An educational service agreement is not a contract, but is an ordering agreement under which the Government may order educational services. Educational service agreements provide for ordering educational services when the Government pays normal tuition and fees for educational services provided to a student by the institution under its normal schedule of tuition and fees applicable to all students generally, and enrollment is at the institution under the institution's normal rules and in courses and curricula which the institution offers to all students meeting admission requirements.
Until recently, DFARS (DoD FAR Supplement) contained a prohibition under which educational service agreements could not be used for tuition or other expenses for training in any legal profession with the exception of detailing commissioned officers to law schools. That prohibition was lifted last week (see: Class Deviation - Educational Service Agreements for Training in the Legal Profession). A second prohibition against using educational service agreements for special courses or special fees for Government students still exists.

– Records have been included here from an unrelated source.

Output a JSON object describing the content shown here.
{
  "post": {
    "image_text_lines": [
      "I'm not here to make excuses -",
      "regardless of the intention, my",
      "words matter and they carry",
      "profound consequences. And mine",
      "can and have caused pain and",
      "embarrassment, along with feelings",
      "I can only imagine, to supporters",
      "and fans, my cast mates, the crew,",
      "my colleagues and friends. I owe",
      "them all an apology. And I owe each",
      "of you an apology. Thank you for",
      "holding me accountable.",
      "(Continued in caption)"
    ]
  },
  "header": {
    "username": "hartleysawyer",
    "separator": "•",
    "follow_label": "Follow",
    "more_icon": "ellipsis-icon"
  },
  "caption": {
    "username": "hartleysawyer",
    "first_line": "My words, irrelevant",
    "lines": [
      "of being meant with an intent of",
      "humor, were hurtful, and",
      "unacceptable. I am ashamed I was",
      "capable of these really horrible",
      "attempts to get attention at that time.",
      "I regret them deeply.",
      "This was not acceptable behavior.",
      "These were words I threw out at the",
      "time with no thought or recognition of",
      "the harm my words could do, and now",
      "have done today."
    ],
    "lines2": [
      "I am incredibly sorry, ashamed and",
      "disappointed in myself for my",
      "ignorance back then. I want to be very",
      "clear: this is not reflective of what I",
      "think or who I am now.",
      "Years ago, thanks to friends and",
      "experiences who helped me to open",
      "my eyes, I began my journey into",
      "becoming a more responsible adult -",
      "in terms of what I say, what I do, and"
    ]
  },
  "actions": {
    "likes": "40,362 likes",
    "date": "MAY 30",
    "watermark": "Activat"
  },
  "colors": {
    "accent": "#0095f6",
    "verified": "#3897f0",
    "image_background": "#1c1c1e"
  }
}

Although technically not a contract, an educational service agreement certainly has the look and feel of a contract with Schedule Provisions and General Provisions, replete with many of the same FAR and DFARS clauses one would find in a DoD contract.
DFARS requires that the Government must establish procedures to review each educational service agreement at least once each year in order to incorporate changes to reflect requirements of any statute. If the educational institution does not agree to any required changes, the Government must termination the agreement.
We don't know why DoD lifted the prohibition against legal education unless it is expecting to need a new crop of attorneys soon.